Okay. Understood. Thank you again for taking the questions and looking forward to data from the VANTAGE study.
Yes, thanks Thomas.
Thank you. [Operator Instructions] Our next question comes from Brian Skorney with Baird.
Hi. This is Charlie on for Brian. So I wanted to ask about the SG&A, we’ve seen it climbing somewhat steadily over the past several quarters. Just want to know, particularly as you start to integrate the bile acid team from Travere, if we should expect that to keep rising, what kind of trajectory that’s going to take. And along a similar line, thinking about volixibat as that hopefully gets closer to getting commercialized.

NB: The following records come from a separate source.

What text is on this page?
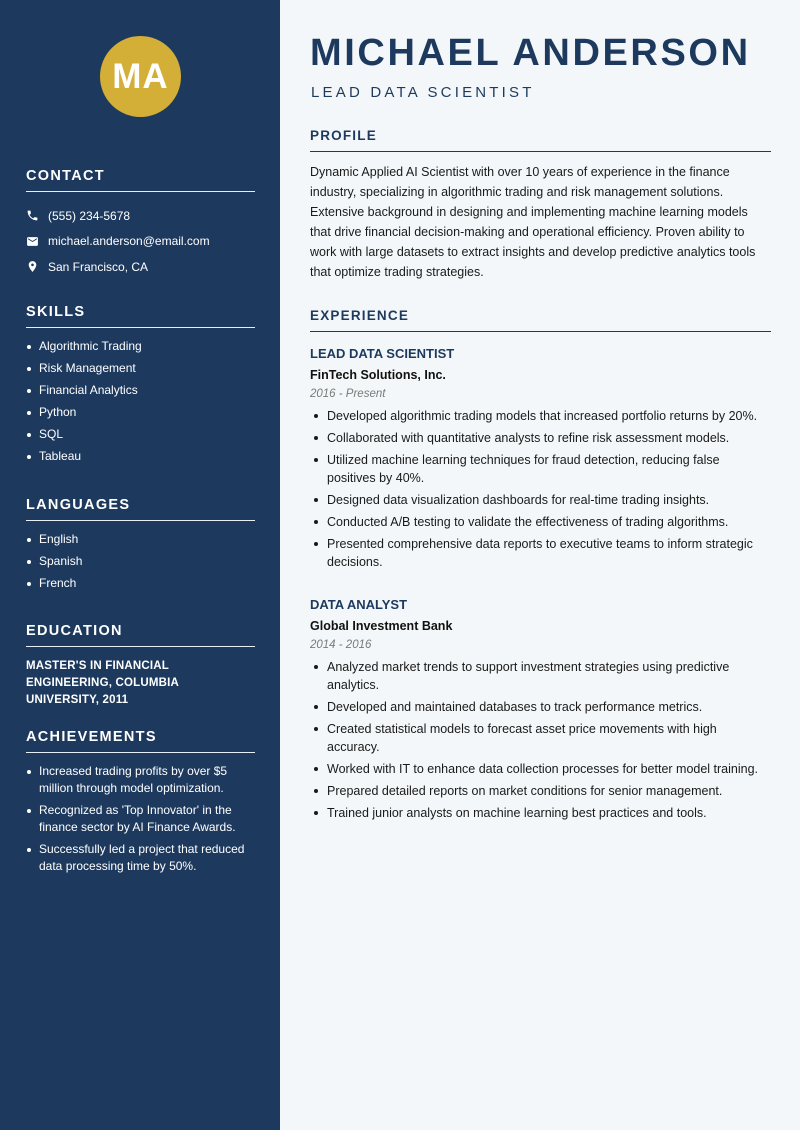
MA
CONTACT
(555) 234-5678
michael.anderson@email.com
San Francisco, CA
SKILLS
Algorithmic Trading
Risk Management
Financial Analytics
Python
SQL
Tableau
LANGUAGES
English
Spanish
French
EDUCATION
MASTER'S IN FINANCIAL ENGINEERING, COLUMBIA UNIVERSITY, 2011
ACHIEVEMENTS
Increased trading profits by over $5 million through model optimization.
Recognized as 'Top Innovator' in the finance sector by AI Finance Awards.
Successfully led a project that reduced data processing time by 50%.
MICHAEL ANDERSON
LEAD DATA SCIENTIST
PROFILE

Dynamic Applied AI Scientist with over 10 years of experience in the finance industry, specializing in algorithmic trading and risk management solutions. Extensive background in designing and implementing machine learning models that drive financial decision-making and operational efficiency. Proven ability to work with large datasets to extract insights and develop predictive analytics tools that optimize trading strategies.

EXPERIENCE
LEAD DATA SCIENTIST
FinTech Solutions, Inc.
2016 - Present
Developed algorithmic trading models that increased portfolio returns by 20%.
Collaborated with quantitative analysts to refine risk assessment models.
Utilized machine learning techniques for fraud detection, reducing false positives by 40%.
Designed data visualization dashboards for real-time trading insights.
Conducted A/B testing to validate the effectiveness of trading algorithms.
Presented comprehensive data reports to executive teams to inform strategic decisions.
DATA ANALYST
Global Investment Bank
2014 - 2016
Analyzed market trends to support investment strategies using predictive analytics.
Developed and maintained databases to track performance metrics.
Created statistical models to forecast asset price movements with high accuracy.
Worked with IT to enhance data collection processes for better model training.
Prepared detailed reports on market conditions for senior management.
Trained junior analysts on machine learning best practices and tools.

What kind of regulatory strategy are you taking going forward and considering that these are adult liver diseases? Will this require a different commercial sales force? Or do you think that you can also leverage the field force that you have currently? Thank you.
Thanks for the questions. I will comment a bit on SG&A and regulatory strategy and pass it over to Peter to talk about the field team. And for SG&A, what we have – what we see is kind of this modest increases over prior quarters, really driven by initially the launch in the U.S. and now some of the international markets that we’ve brought on. So just for the base business, some incremental SG&A increase over time is what we’d expect. And then with adding in CHENODAL and CHOLBAM that will bring incremental SG&A expense, but really modest compared to the top line opportunity. As you know, Peter was mentioning earlier, there’s a lot of synergy in how we approach those markets and the fit with LIVMARLI. So we are bringing some people over who have great experience with those products from Travere. Excited about bringing those folks into the Mirum family. And – but overall, the total contribution will be quite attractive with these products in our hands.
Now as we move forward to volixibat, which will be an opportunity to expand into adult hepatology. First, the endpoint and registration to comment on these studies incorporate pruritus as the primary endpoint similar to Alagille syndrome and the ongoing review for PFIC, the pruritus is the outcome for approval. And that’s what we’re using for the registration approach for the adult indications. I’ll let Peter comment on the commercialization strategy.
Yes. Thanks, Chris. So yes, I think we would be able to leverage our commercialization team and infrastructure to launch volixibat to adults. Our current team is primarily pediatric focused maybe goes to the lot of higher decile, larger volume adult liver doctors. But we would look to expand to a broader group of adult hepatologists, gastroenterologist. So I think of it as kind of an incremental build for that launch.
Great. Thanks a ton for the color and congrats on the quarter.
Thanks for the questions.
Thank you. I’d like to hand the call back over to Chris for any final remarks.
Great. Thanks, operator. And thanks again to everyone for joining today’s call. Have a great day. Good bye.
Thank you all for joining. I can confirm this does conclude today’s call. Please have a lovely rest of your day and you may now disconnect.